Some have cried out about how horrible 2016 is as a year. And I hesitate to paint the entire year with that brush -- there remains too much time to just give up, but hey it's hard. I could, of course, focus on all that negativity and pain, or I can look to ways to change and move forward, of ways to create and bring about positive change.
I don't always succeed -- some days it feels more like two steps backward for every forward step -- but I like to think that the future can be a whole lot brighter if we only put some effort in. And watching people I know and respect work for causes they feel passionate about makes me so much more likely to want to follow that model of behaviour and step forward on the right footing to do good things.

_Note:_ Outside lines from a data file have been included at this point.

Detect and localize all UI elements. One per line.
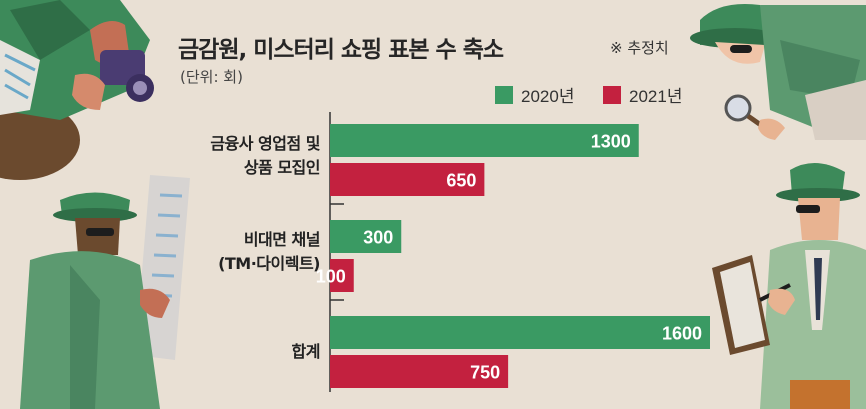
- bar-2021년-cat2: [330, 355, 509, 388]
- unit-label: (단위: 회): [180, 68, 243, 86]
- legend-swatch-2020: [495, 85, 513, 104]
- legend-item-2021: 2021년: [603, 82, 682, 107]
- category-label-online-line2: (TM·다이렉트): [218, 254, 320, 273]
- bar-2020년-cat2: [330, 316, 710, 349]
- data-label-2021년-cat1: 100: [316, 267, 346, 287]
- detective-clipboard-illustration: [712, 162, 866, 409]
- category-label-branch-line1: 금융사 영업점 및: [210, 134, 320, 153]
- category-label-total-line1: 합계: [291, 342, 321, 361]
- estimate-note: ※ 추정치: [610, 39, 669, 57]
- category-label-online: 비대면 채널 (TM·다이렉트): [218, 228, 320, 276]
- category-label-branch-line2: 상품 모집인: [243, 158, 321, 177]
- bar-2021년-cat1: [330, 259, 354, 292]
- detective-camera-illustration: [0, 0, 154, 180]
- detective-magnifier-illustration: [690, 4, 866, 140]
- data-label-2020년-cat0: 1300: [591, 132, 631, 152]
- data-label-2020년-cat2: 1600: [662, 324, 702, 344]
- category-label-online-line1: 비대면 채널: [243, 230, 321, 249]
- legend-item-2020: 2020년: [495, 82, 574, 107]
- legend-label-2021: 2021년: [629, 87, 683, 106]
- legend-label-2020: 2020년: [521, 87, 575, 106]
- data-label-2021년-cat0: 650: [446, 171, 476, 191]
- bar-2020년-cat0: [330, 124, 639, 157]
- category-label-total: 합계: [291, 340, 321, 364]
- chart-title: 금감원, 미스터리 쇼핑 표본 수 축소: [178, 37, 504, 63]
- legend-swatch-2021: [603, 85, 621, 104]
- bar-2021년-cat0: [330, 163, 485, 196]
- bar-2020년-cat1: [330, 220, 402, 253]
- category-label-branch: 금융사 영업점 및 상품 모집인: [210, 132, 320, 180]
- detective-newspaper-illustration: [20, 175, 190, 409]
- data-label-2021년-cat2: 750: [470, 363, 500, 383]
- data-label-2020년-cat1: 300: [363, 228, 393, 248]
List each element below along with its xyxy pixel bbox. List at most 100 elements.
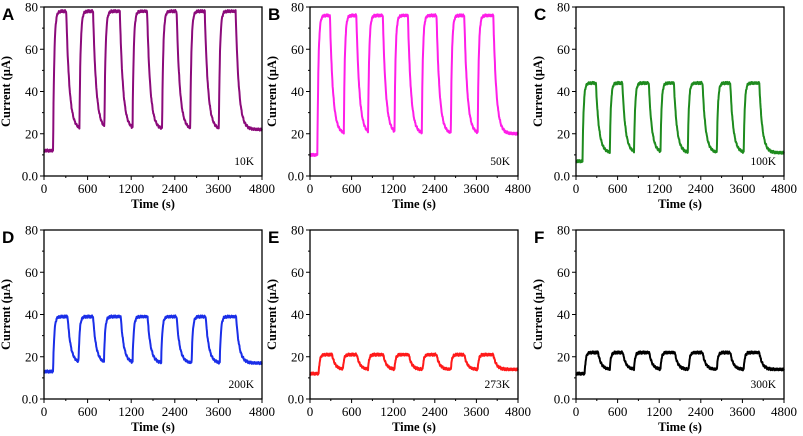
- y-tick-label: 20: [291, 349, 304, 364]
- x-axis-title: Time (s): [131, 197, 175, 211]
- x-tick-label: 4800: [771, 181, 797, 196]
- y-tick-label: 60: [557, 265, 570, 280]
- y-tick-label: 0.0: [554, 169, 570, 184]
- x-tick-label: 0: [307, 181, 314, 196]
- x-tick-label: 1200: [118, 181, 144, 196]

Some days, it's all I can do to be an adult and get chores done or do other important tasks. Other days I feel like a productivity monster. Sometimes time flies by and at other moments each moment is dragged out to feel like a hundred thousand years.
Sometimes it feels like 2016 is a step back in time, and at others I marvel at all the progress we've made and continue to make. Looking at my day I can be proud of all that we might be doing, accomplishing or otherwise.
No, it's a heck lot more than just an attitude -- and attitudes are hard to alter... but I definitely like to think that 2016 is more than a dumpster fire. I like to hope that 2017 will improve things for so many people. In the interim, let us hope, and fight and work to ensure that we move forward as best as we are able.